Treatment of STING-associated vasculopathy with onset in infancy in patients carrying a novel mutation in the TMEM173 gene with the JAK3-inhibitor tofacitinib

Pervin Elvan Tokgun; Nedim Karagenc; Uğur Karasu; Onur Tokgun; Samet Turel; Aydın Demiray; Hakan Akca; Selçuk Yüksel

doi:10.46497/ArchRheumatol.2023.9927

Treatment of STING-associated vasculopathy with onset in infancy in patients carrying a novel mutation in the TMEM173 gene with the JAK3-inhibitor tofacitinib

Arch Rheumatol. 2023 Feb 3;38(3):461-467. doi: 10.46497/ArchRheumatol.2023.9927. eCollection 2023 Sep.

Authors

Pervin Elvan Tokgun¹, Nedim Karagenc¹, Uğur Karasu², Onur Tokgun¹, Samet Turel¹, Aydın Demiray¹, Hakan Akca¹, Selçuk Yüksel³

Affiliations

¹ Department of Medical Genetics, Pamukkale University Faculty of Medicine, Denizli, Türkiye.
² Department of Internal Medicine, Division of Rheumatology, Pamukkale University Faculty of Medicine, Denizli, Türkiye.
³ Department of Pediatric Nephrology and Pediatric Rheumatology, Pamukkale University Faculty of Medicine, Denizli, Türkiye.

Abstract

Objectives: This study aimed to reveal the genetic background of patients in the two-generation family suffering from rheumatoid arthritis, psoriatic arthropathy pain, scratches, and bruises.
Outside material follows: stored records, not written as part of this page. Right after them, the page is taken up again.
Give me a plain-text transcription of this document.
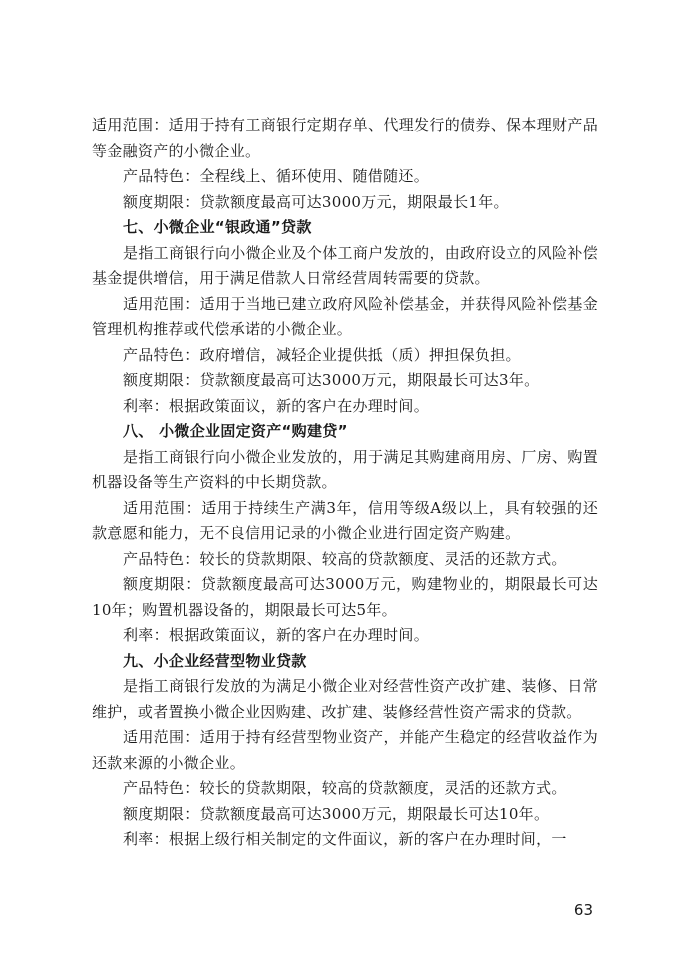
适用范围：适用于持有工商银行定期存单、代理发行的债券、保本理财产品等金融资产的小微企业。

产品特色：全程线上、循环使用、随借随还。

额度期限：贷款额度最高可达3000万元，期限最长1年。

七、小微企业“银政通”贷款

是指工商银行向小微企业及个体工商户发放的，由政府设立的风险补偿基金提供增信，用于满足借款人日常经营周转需要的贷款。

适用范围：适用于当地已建立政府风险补偿基金，并获得风险补偿基金管理机构推荐或代偿承诺的小微企业。

产品特色：政府增信，减轻企业提供抵（质）押担保负担。

额度期限：贷款额度最高可达3000万元，期限最长可达3年。

利率：根据政策面议，新的客户在办理时间。

八、 小微企业固定资产“购建贷”

是指工商银行向小微企业发放的，用于满足其购建商用房、厂房、购置机器设备等生产资料的中长期贷款。

适用范围：适用于持续生产满3年，信用等级A级以上，具有较强的还款意愿和能力，无不良信用记录的小微企业进行固定资产购建。

产品特色：较长的贷款期限、较高的贷款额度、灵活的还款方式。

额度期限：贷款额度最高可达3000万元，购建物业的，期限最长可达10年；购置机器设备的，期限最长可达5年。

利率：根据政策面议，新的客户在办理时间。

九、小企业经营型物业贷款

是指工商银行发放的为满足小微企业对经营性资产改扩建、装修、日常维护，或者置换小微企业因购建、改扩建、装修经营性资产需求的贷款。

适用范围：适用于持有经营型物业资产，并能产生稳定的经营收益作为还款来源的小微企业。

产品特色：较长的贷款期限，较高的贷款额度，灵活的还款方式。

额度期限：贷款额度最高可达3000万元，期限最长可达10年。

利率：根据上级行相关制定的文件面议，新的客户在办理时间，一

63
Patients and methods: A clinical exome sequencing analysis was performed in 10 individuals in the same family using the Sophia Genetics clinical exome solution kit.
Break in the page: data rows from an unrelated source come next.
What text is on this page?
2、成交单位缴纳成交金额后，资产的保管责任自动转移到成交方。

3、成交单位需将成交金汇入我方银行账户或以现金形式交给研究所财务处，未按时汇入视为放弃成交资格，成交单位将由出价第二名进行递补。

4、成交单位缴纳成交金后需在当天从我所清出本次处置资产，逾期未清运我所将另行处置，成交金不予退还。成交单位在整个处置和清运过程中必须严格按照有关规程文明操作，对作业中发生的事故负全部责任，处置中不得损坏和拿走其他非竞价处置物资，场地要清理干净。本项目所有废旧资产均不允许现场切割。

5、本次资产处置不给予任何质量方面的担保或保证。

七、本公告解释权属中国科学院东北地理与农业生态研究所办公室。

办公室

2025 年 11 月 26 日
Results: A novel V194L mutation in the TMEM173 gene was identified in three members of the family. Two of the family members were treated with the JAK3 inhibitor tofacitinib and recovered completely one month after the treatment.

Conclusion: The V194L mutation was reported for the first time in this study, and a positive response was achieved with tofacitinib.

Keywords: STING–associated vasculopathy with onset in infancy; V194L mutation.; tofacitinib.